Entretemps l’éditeur avait mis en fabrication À l’ombre des jeunes filles en fleurs, d’après les épreuves corrigées de la composition déjà engagée chez Grasset (transmises en novembre 1916) et le manuscrit, dont une partie est confiée à Gallimard en mars 1917. Un contrat n’est toutefois signé que le 23 juin 1918, qui porte sur l’ensemble de La Recherche, soit « cinq ou six tomes » provisoirement intitulés : Du côté de chez Swann, À l’ombre des jeunes filles en fleurs, Le Côté de Guermantes, Sodome et Gomorrhe I, Sodome et Gomorrhe II – Le temps retrouvé. Proust ne souhaitait pas publier les volumes séparément. La réédition de Du côté de chez Swann et À l’ombre des jeunes filles en fleurs, achevé d’imprimer le 30 novembre 1918, seront tous deux mis en vente après la guerre en juin 1919, en même temps que Pastiches et mélanges. Le second volume de La Recherche vaudra à la jeune maison d’édition son premier prix Goncourt.
« À vous mon cher Gaston que j’aime de tout mon cœur (bien que vous pensiez quelquefois le contraire !) et avec qui ce serait si gentil de passer de longues et réconfortantes soirées. Mais vous ne prenez jamais l’initiative. Les miennes échouent toujours devant mon téléphone aussi “éloignant” qu’au temps où vous refusiez Swann. Votre bien reconnaissant et bien fidèle et bien tendre ami. »
Marcel Proust à Gaston Gallimard, 30 avril 1921
Documents
Lettre de Marcel Proust à Jacques Rivière [7 février 1914]
Enfin je trouve un lecteur qui devine que mon livre est un ouvrage dogmatique et une construction ! Et quel bonheur pour moi que ce lecteur, ce soit vous. Car les sentiments que vous voulez bien m’exprimer, je les ai souvent ressentis en vous lisant ; de sorte que chacun de notre côté nous avons fait les premiers pas l’un vers l’autre et posé les jalons d’une amitié spirituelle. Vous ne trouvez pas mon livre sans défauts, je n’aime pas vos articles sans réserves. Mais cela n’empêche pas d’aimer ; quoique vous ayez dit de Stendhal : « Il juge ses amis ! » J’ai trouvé plus probe et plus délicat comme artiste de ne pas laisser voir, de ne pas annoncer que c’était justement à la recherche de la Vérité que je partais, ni en quoi elle consistait pour moi. Je déteste tellement les ouvrages idéologiques où le récit n’est tout le temps qu’une faillite des intentions de l’auteur que j’ai préféré ne rien dire. Ce n’est qu’à la fin du livre, et une fois les leçons de la vie comprises, que ma pensée se dévoilera. Celle que j’exprime à la fin du 1er volume, dans cette parenthèse sur le Bois de Boulogne que j’ai dressée là comme un simple paravent pour finir et clôturer un livre qui ne pouvait pas pour des raisons matérielles excéder 500 pages, est le contraire de ma conclusion. Elle est une étape, d’apparence subjective et dilettante, vers la plus objective et croyante des conclusions. […]
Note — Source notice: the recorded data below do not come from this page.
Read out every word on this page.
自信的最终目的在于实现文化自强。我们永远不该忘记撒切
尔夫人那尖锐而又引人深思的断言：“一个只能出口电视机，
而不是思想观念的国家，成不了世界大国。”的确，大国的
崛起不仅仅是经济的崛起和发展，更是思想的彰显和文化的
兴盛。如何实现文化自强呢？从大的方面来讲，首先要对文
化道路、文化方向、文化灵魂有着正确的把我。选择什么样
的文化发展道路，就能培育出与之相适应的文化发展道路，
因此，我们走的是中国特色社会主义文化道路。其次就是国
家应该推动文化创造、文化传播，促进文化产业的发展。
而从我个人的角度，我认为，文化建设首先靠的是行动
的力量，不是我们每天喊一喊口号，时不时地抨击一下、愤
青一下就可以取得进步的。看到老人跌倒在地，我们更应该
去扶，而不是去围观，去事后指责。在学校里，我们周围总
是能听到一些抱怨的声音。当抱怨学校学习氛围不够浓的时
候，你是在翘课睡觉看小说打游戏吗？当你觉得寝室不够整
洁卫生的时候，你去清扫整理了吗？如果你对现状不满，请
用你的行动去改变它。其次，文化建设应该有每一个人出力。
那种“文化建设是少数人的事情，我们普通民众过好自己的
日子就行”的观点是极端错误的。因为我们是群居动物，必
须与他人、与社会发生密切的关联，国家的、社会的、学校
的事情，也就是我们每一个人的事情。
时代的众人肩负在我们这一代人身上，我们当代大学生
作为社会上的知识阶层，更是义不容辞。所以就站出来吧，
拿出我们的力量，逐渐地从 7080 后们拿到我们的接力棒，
Dans ce premier volume vous avez vu le plaisir que me cause la sensation de la madeleine trempée dans le thé, je dis que je cesse de me sentir mortel etc. et que je ne comprends pas pourquoi. Je ne l’expliquerai qu’à la fin du 3e volume. Tout est ainsi construit. […]
Non, si je n’avais pas de croyances intellectuelles, si je cherchais simplement à me souvenir et à faire double emploi par ces souvenirs avec les jours vécus, je ne prendrais pas, malade comme je suis, la peine d’écrire. Mais cette évolution d’une pensée, je n’ai pas voulu l’analyser abstraitement mais la recréer, la faire vivre. Je suis donc forcé de peindre les erreurs, sans croire devoir dire que je les tiens pour des erreurs ; tant pis pour moi si le lecteur croit que je les tiens pour la vérité. Le second volume accentuera ce malentendu. J’espère que le dernier le dissipera.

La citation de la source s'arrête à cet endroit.